High hydrostatic pressure (HP) has recently been shown to increase cellular heat shock protein 70 (Hsp70) level in a specific way that does not involve transcriptional activation of the gene, but rather the stabilisation of the mRNA for Hsp70. In this study, we investigated whether there are other observable changes caused by HP stress, and compared them with those induced by certain other forms of stressors. A chondrocytic cell line T/C28a4 was exposed to 30 MPa continuous HP, heat shock at 43 degrees C, and increased cytosolic calcium concentration by the addition of sarco-endoplasmic reticulum Ca(2+) ATPase inhibitor thapsigargin (25 nM) or calcium ionophore A23187 (1 microM) in the cultures. The protein synthesis was studied by in vitro metabolic labelling followed by one- and two-dimensional polyacrylamide gel electrophoresis, and mass spectrometry was utilized to confirm the identity of the protein spots on two-dimensional gels.
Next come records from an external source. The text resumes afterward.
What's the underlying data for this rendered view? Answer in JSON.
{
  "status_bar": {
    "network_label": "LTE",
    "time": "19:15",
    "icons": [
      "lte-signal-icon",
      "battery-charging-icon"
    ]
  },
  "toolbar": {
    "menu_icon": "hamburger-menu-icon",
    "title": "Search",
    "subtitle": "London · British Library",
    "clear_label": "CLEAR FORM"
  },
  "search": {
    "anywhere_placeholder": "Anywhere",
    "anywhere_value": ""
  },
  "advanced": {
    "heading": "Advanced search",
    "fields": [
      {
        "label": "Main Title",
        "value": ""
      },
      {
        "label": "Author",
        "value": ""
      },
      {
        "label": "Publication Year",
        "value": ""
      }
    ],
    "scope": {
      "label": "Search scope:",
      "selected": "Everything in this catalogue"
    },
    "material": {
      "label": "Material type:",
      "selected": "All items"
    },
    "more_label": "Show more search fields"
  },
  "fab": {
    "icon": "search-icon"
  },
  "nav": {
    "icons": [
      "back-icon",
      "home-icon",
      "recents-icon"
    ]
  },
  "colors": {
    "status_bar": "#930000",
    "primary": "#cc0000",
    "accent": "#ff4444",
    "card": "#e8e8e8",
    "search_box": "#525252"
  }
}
Continuous 30 MPa HP increased remarkably the relative labelling of Hsp70. Labelling of Hsp90 was also increased by 15-20%, although no clear change was evident at the protein level in Western blots. Elevated intracellular Ca(2+) concentration induced by thapsigargin and calcium ionophore A23187 increased mainly the synthesis of glucose-regulated protein 78 (Grp78/BiP), whereas Hsp70 and Hsp90 were decreased by the treatment. Heat shock was the strongest inducer of Hsp70 and Hsp90. This study further confirmed the induction of Hsp70 in chondrocytic cells exposed to high HP, but it also showed that calcium-mediated responses are unlikely to cause the stress response observed in the hydrostatically pressurized cells.